When Charlie is deep in his research, Alice is the perfect helpmate, who brings him sandwiches and coffee and does not make any demands. Finally, when Charlie’s mind is regressing and he is lonelier than ever, Alice puts aside past quarrels and comes to him. She withstands all his efforts to repel her and takes an assertive role in making love, until at last, Charlie can overcome his past and achieve fulfillment with her. Alice doesn’t let him give up easily, but demands that he fight his lethargy. When Charlie can’t take this, he drives her out. In the end, she once again becomes "Miss Kinnian" for him. In his pride, he doesn’t let her get closer, yet she continues to see to his well being through his landlady. Charlie acknowledges this in his last report, bidding farewell to his friends.
In sum, Alice is drawn as an ideal lover and helpmate. The readers rarely see anything of her life other than the way she relates to Charlie. Even her suffering is shown only in relation to him.
Charlie’s neighbor is the anti-thesis of Alice. In her mid-thirties, she is artistic and unconventional. Charlie’s first sight of her is that of "a slender blonde in pink bra and panties," standing and painting at an easel. Quite undisturbed by her semi-nudity, she invites him in and asks him to sit amidst all the messy clutter of her room. Charlie discovers that she paints nudes, is divorced, drinks and dances at all times of day or night. "She’s been around" as Charlie discovers, and this both fascinates him and does away with his sexual inhibitions. Her own approach to sex is casual but enthusiastic, and Charlie feels she is just what he needs. Here too, his needs are paramount and Fay is more and less, just the means to fulfill them. Yet, he can’t help liking her as a human being, especially her fearless friendliness and lack of curiosity about him. Yet Fay is independent and makes her own set of values - "I don’t see that because I let a guy bring me home I’ve got to go to bed with him." When she invites a down-and-out woman home, she is robbed of her month’s allowance. But with quick generosity, she forgives and forgets, believing that the other woman must have needed the money more than she did!

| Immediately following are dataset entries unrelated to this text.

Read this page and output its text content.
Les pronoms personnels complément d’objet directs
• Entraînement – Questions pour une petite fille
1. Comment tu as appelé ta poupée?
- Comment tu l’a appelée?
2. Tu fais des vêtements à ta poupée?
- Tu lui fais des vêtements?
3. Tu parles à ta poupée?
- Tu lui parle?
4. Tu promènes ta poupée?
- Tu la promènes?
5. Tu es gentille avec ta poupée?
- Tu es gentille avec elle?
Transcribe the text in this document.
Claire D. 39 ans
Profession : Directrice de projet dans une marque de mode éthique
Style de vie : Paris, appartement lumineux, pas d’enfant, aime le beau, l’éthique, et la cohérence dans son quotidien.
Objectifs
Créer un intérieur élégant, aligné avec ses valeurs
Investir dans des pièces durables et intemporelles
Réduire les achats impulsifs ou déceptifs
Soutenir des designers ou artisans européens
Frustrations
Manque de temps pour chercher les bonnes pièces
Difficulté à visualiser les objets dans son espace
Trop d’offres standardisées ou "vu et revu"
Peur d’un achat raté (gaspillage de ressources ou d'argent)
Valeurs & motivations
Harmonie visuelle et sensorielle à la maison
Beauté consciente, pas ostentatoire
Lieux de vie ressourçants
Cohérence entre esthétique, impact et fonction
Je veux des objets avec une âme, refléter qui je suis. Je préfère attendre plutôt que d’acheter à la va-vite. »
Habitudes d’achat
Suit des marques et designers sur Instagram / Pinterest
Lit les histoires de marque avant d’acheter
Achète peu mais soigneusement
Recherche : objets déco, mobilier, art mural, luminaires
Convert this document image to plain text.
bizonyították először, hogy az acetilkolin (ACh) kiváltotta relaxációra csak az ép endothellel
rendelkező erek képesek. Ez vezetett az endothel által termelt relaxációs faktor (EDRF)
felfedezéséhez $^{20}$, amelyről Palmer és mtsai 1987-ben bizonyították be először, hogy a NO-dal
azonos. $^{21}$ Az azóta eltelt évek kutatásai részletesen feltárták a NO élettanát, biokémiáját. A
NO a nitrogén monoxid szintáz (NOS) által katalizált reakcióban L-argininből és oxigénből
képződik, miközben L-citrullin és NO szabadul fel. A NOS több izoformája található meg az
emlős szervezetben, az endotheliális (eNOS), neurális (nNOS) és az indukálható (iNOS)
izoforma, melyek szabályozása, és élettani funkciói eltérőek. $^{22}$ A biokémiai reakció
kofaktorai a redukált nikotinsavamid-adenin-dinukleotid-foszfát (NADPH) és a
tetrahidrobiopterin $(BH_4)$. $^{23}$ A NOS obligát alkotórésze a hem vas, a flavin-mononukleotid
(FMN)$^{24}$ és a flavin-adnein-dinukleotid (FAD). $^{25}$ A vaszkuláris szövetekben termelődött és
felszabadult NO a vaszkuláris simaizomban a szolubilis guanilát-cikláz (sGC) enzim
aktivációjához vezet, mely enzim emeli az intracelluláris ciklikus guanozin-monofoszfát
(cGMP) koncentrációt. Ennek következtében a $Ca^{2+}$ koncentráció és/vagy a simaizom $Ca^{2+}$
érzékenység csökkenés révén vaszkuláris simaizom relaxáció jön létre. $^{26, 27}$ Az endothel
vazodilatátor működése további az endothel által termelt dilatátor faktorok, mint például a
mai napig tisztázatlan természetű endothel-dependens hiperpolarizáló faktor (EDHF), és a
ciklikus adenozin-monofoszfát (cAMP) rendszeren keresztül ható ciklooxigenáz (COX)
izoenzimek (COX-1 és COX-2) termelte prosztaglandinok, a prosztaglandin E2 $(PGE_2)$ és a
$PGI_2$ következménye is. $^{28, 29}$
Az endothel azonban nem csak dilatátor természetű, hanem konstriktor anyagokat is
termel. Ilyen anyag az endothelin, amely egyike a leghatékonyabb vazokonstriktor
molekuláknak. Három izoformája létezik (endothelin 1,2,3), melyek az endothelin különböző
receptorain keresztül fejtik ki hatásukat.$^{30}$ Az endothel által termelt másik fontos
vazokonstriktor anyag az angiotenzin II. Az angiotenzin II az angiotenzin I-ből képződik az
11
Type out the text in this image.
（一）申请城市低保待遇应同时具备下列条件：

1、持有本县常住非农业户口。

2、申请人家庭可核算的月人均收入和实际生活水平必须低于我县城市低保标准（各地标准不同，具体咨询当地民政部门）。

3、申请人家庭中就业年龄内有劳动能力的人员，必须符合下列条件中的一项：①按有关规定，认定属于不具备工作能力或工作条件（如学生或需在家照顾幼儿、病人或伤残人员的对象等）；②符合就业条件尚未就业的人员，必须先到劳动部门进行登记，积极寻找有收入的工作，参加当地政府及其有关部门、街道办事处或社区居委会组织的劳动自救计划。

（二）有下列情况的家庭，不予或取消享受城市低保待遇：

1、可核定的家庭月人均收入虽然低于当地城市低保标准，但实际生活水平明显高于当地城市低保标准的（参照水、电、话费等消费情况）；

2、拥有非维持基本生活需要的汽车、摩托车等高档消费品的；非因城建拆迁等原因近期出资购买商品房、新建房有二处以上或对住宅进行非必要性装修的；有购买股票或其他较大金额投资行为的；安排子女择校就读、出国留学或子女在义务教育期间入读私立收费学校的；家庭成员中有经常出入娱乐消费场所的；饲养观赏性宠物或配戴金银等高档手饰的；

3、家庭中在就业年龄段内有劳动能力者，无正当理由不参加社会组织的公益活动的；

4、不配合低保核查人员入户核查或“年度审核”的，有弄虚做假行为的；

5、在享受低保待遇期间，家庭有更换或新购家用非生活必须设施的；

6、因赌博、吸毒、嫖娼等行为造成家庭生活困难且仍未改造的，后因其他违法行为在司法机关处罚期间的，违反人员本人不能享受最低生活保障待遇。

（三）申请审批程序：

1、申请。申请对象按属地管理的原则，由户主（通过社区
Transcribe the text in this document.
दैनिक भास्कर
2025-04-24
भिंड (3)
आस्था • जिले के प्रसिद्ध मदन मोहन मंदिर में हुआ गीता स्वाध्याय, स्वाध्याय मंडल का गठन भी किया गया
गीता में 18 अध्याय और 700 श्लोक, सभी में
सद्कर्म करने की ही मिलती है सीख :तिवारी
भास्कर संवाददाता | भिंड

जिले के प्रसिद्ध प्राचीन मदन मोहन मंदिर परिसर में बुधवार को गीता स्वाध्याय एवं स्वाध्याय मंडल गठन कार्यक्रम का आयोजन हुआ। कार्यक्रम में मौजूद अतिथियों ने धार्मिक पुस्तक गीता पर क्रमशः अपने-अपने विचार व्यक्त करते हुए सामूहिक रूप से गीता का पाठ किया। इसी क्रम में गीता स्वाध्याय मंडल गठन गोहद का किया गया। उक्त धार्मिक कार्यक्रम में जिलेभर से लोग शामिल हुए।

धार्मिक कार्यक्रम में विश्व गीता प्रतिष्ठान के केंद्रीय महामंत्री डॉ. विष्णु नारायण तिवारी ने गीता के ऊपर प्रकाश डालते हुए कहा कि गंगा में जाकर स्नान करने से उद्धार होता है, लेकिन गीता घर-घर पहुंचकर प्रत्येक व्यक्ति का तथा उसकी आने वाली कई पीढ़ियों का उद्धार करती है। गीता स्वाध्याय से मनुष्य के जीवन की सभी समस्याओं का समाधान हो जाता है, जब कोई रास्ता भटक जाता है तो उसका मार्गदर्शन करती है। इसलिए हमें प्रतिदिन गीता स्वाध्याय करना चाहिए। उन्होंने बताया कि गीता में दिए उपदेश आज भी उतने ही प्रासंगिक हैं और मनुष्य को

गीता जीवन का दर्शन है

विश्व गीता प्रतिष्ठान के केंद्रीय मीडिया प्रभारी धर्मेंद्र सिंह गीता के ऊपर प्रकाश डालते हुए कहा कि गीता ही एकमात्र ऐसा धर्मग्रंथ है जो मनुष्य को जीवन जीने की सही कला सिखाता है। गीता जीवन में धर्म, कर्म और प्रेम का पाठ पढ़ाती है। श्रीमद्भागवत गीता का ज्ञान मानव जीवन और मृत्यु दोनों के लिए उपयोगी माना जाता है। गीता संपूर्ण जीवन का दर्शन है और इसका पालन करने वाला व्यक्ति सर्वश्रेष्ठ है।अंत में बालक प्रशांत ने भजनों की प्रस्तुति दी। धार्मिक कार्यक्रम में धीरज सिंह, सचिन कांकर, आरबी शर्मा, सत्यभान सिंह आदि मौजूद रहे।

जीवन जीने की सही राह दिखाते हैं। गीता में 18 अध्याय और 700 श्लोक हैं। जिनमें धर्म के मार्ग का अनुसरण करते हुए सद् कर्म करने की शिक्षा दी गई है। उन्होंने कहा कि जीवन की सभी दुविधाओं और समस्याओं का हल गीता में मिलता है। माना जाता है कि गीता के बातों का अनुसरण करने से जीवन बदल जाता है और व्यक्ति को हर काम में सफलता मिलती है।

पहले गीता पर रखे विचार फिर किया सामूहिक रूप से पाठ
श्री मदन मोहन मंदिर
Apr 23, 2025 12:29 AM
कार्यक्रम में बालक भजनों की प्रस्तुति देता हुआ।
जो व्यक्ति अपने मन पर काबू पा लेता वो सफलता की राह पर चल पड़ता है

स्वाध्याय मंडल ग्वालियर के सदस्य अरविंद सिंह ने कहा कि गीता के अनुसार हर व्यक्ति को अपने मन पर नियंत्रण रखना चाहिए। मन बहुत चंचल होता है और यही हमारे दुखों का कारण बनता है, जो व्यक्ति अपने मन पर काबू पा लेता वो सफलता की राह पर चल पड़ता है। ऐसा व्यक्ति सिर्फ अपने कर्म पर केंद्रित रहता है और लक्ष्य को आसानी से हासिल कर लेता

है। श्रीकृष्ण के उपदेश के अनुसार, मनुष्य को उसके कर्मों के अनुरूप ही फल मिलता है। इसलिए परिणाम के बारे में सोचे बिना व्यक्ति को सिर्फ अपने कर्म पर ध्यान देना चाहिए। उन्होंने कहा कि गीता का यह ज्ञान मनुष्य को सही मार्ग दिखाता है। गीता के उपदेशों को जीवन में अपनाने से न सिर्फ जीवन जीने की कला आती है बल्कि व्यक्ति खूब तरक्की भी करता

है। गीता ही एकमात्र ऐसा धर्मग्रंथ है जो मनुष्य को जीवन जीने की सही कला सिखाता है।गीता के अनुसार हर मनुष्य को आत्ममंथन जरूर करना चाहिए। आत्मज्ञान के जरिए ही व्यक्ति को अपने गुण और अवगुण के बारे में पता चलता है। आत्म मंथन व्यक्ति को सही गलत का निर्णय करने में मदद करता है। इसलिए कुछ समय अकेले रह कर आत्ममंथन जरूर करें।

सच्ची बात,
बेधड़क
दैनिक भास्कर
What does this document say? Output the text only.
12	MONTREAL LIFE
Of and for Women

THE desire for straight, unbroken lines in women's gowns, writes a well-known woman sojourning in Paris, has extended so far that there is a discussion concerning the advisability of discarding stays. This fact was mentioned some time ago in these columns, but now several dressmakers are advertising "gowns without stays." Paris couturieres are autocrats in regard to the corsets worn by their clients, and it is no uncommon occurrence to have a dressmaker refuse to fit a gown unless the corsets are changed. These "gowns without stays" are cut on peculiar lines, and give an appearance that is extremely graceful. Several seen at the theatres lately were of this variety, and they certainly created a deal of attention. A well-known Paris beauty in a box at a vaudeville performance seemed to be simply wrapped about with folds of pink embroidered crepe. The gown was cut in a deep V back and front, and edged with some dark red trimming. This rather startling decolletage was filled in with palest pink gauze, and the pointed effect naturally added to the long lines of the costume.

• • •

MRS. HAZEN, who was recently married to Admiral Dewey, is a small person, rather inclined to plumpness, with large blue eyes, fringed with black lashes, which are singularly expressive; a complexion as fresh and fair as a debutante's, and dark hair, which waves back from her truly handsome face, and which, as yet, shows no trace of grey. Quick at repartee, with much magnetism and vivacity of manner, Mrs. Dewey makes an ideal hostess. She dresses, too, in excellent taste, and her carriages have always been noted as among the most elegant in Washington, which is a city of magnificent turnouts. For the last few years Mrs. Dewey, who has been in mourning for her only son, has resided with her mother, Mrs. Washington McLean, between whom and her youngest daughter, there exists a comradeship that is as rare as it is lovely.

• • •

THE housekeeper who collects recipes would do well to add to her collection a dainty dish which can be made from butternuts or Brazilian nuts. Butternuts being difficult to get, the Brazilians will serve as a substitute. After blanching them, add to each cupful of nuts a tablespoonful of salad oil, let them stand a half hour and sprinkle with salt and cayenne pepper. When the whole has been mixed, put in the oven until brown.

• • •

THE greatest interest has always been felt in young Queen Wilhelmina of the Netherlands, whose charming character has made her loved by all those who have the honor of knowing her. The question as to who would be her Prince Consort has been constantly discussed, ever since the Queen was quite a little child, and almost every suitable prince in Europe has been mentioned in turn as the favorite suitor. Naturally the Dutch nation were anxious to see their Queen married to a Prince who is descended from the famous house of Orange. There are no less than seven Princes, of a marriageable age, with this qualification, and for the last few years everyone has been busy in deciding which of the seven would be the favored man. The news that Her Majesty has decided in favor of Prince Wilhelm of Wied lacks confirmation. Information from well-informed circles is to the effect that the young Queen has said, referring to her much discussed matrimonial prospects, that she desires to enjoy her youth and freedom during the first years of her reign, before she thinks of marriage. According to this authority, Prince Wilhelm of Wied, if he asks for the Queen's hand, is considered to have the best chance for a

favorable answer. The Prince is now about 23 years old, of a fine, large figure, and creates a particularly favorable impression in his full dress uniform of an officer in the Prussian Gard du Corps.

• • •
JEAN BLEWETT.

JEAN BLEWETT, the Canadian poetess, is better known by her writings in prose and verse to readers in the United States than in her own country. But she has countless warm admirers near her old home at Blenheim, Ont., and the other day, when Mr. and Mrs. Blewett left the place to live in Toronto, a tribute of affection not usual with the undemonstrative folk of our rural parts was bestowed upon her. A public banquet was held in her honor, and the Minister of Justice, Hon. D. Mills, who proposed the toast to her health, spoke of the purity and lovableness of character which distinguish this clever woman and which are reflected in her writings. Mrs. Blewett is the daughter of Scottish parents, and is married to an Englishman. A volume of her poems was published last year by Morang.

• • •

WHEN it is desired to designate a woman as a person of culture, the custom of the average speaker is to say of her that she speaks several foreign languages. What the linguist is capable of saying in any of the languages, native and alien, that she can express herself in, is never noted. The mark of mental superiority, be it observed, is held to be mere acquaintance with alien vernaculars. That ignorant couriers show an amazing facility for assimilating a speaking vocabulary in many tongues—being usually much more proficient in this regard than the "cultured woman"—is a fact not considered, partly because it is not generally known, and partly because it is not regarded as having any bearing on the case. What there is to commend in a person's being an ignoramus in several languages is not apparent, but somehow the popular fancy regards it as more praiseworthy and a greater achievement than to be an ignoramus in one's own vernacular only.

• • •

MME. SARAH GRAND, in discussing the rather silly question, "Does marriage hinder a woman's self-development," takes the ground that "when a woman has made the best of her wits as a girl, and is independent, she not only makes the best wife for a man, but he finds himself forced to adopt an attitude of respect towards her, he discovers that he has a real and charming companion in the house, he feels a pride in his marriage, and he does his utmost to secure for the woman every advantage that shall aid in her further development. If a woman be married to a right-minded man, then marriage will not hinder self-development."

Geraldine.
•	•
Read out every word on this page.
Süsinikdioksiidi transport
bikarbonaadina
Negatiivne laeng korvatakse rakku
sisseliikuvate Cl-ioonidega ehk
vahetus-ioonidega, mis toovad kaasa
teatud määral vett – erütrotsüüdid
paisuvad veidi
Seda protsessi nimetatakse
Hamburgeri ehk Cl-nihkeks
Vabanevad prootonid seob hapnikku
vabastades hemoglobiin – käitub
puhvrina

Fay is frightened when a drunken Charlie behaves like the "old Charlie," but she doesn’t leave him alone all night, as she fears that he might harm himself. Charlie is thus as much attracted by her zest for life and her novelty among his circle, as by her sexual appeal. However, he never confides in her about himself or his past, and the relationship remains superficial. Once he is absorbed in his work, Fay becomes jealous and bored with him. As his condition worsens, she goes off with a series of lovers and snubs him when he tries to approach her. Thus, Fay is seen as Alice’s opposite, but like her, is never allowed to develop into a really rounded character.